One can only imagine who encouraged Mr Barnier to be so scathing in his latest forensic takedown, though a few names spring to mind.
Jean-Claude Juncker, the president of the European Commission is one of them. And the other is Martin Selmayr, his powerful, Iago-esque Secretary General.
Meanwhile: A leaked draft of the conclusions of the June European Council summit suggests there will be no sufficient progress declared on the Withdrawal Agreement.
This is no great surprise. October has long been considered the landing zone for a deal on the terms of withdrawal. But there is now talk that even the autumn date is too optimistic, as the UK is still reluctant to commit to a Northern Irish border solution that creates trade barriers in the Irish Sea.
This has led some to ponder whether we won’t see a final Withdrawal Agreement until December, which would be cutting things very fine indeed.
Earlier today I spoke to some of the leading lights of the British berry industry, who are very unhappy about the government’s slowness to set up a post-Brexit seasonal workers scheme.
Strawberry growers, for those who’ve never taken a stroll through the British countryside, largely rely on migrant labour from EU countries such as Bulgaria and Romania to pick the delicious fruit.
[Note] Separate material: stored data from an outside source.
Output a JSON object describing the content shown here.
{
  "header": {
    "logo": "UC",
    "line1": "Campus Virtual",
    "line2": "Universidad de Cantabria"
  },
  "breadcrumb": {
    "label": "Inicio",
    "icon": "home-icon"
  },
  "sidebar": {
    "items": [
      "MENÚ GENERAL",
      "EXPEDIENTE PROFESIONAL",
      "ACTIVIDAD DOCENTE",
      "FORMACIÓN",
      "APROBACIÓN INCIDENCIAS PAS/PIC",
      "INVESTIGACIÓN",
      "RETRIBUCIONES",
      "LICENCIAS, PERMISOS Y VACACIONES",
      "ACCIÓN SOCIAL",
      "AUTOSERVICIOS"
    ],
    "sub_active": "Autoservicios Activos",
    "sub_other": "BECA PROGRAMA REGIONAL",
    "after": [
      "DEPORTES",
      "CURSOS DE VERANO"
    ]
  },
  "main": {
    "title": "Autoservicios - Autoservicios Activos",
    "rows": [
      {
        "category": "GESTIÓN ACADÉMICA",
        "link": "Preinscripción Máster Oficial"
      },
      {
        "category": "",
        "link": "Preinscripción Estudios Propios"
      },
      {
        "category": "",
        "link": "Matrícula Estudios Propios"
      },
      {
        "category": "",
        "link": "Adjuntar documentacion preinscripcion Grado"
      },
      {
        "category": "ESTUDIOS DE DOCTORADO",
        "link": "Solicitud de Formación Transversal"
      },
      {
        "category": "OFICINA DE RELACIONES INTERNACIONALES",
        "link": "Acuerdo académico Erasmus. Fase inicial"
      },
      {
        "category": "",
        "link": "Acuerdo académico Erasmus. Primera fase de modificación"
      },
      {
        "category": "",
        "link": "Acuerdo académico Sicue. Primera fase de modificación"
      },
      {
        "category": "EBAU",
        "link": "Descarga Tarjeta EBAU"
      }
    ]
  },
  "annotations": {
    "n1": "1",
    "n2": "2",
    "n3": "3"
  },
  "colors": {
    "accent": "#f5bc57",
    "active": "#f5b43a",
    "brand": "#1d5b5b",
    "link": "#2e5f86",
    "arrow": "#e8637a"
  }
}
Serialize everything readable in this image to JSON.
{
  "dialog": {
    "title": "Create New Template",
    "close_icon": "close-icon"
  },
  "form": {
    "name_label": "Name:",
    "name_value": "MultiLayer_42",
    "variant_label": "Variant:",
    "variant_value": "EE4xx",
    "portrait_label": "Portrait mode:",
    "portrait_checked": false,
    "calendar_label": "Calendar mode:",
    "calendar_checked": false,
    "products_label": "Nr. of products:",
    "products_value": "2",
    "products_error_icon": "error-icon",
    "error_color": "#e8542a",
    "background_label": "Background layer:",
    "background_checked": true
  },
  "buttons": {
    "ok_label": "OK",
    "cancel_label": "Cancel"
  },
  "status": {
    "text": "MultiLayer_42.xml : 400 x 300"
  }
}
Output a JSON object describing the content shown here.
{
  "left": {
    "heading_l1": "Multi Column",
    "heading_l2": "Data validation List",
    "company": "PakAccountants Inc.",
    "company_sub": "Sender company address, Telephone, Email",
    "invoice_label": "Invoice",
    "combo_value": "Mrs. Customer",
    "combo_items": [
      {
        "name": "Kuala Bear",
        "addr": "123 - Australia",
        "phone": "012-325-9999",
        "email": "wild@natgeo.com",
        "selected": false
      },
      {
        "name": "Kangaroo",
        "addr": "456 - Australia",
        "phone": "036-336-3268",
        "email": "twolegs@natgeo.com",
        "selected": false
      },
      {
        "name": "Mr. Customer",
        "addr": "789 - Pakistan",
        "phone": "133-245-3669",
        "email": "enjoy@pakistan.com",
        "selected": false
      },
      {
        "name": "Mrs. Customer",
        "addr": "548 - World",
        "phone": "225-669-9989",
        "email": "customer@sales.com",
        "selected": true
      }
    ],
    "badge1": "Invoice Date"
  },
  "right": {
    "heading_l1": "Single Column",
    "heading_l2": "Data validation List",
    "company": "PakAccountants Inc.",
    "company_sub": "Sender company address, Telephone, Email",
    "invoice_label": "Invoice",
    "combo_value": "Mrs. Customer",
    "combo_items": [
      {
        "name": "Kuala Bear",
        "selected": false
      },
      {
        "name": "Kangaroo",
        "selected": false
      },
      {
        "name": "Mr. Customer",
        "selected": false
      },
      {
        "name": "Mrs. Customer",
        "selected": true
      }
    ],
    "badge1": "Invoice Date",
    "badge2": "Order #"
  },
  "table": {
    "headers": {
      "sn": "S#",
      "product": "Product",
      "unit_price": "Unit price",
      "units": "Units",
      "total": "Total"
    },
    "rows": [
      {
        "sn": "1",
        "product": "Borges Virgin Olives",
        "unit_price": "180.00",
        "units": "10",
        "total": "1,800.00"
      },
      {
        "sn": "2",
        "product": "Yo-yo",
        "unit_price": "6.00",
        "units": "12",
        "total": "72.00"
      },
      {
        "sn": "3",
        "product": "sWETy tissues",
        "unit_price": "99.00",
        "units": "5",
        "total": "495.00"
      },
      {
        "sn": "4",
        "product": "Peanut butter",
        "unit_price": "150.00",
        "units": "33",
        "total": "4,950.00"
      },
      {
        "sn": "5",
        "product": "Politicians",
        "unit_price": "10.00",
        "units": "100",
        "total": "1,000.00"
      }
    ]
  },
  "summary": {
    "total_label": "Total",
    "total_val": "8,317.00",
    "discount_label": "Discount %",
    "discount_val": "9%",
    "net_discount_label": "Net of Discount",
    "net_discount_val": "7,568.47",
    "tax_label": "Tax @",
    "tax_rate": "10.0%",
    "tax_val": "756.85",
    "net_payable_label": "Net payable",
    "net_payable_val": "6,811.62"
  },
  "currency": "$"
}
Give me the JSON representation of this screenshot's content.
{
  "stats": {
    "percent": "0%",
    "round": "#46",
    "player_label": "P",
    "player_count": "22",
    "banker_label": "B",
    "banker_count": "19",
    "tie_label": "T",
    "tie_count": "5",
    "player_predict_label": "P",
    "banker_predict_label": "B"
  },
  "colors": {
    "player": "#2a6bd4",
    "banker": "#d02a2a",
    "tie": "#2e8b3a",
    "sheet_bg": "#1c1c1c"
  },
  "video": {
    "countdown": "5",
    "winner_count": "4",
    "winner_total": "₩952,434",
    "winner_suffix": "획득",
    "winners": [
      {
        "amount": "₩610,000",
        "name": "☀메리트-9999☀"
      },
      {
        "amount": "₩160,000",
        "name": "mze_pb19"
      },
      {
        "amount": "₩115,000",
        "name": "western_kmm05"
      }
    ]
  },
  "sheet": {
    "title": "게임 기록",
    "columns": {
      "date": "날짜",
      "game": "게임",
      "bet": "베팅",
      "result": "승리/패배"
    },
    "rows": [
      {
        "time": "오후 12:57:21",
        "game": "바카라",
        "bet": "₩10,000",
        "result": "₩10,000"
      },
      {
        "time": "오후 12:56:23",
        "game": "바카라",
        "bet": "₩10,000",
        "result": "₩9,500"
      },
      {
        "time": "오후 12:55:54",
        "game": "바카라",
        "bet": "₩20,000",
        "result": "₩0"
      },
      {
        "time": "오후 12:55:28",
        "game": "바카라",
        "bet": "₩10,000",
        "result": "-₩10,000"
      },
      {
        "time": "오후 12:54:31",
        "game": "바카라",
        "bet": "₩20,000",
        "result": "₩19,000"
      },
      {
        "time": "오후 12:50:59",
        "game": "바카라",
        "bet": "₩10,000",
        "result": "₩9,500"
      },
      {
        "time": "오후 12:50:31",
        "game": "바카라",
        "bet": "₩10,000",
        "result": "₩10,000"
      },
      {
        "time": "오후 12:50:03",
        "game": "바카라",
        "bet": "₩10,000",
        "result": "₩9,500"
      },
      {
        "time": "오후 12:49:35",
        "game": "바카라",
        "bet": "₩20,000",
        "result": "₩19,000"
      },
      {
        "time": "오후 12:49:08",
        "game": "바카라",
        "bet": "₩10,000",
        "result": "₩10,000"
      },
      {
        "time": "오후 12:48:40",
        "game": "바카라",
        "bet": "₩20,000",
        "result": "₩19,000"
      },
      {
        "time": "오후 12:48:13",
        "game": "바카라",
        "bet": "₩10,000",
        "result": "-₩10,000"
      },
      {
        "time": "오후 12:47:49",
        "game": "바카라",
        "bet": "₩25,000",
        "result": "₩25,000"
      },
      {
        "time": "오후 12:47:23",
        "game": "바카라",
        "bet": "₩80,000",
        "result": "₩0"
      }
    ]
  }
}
The work is hard - too hard for British workers, it seems - and not suited to layabouts, as those who don’t pick very fast indeed only earn minimum wage (bonuses are handed to speedy pickers).
After Brexit, it will be harder for those Romanians and Bulgarians to come and work here - which has left the strawberry industry feeling rather worried. "Without proper action we will the see the diminishing or disappearing of the British berry industry," British Summer Fruits chairman Nick Marston told me.
He and his fellow berry bosses are calling for the UK to reinstate the Seasonal Agricultural Workers Scheme, which would allow relatively free access to eastern European labour to continue.
But this is politically difficult. Some areas of Britain, particularly the northeast, voted for Brexit as they were seething about how mass migration from eastern Europea has transformed their communities. And that is probably why the government is biding its time, with a detailed seasonal migration scheme unlikely to emerge until after the terms of EU withdrawal are done and dusted.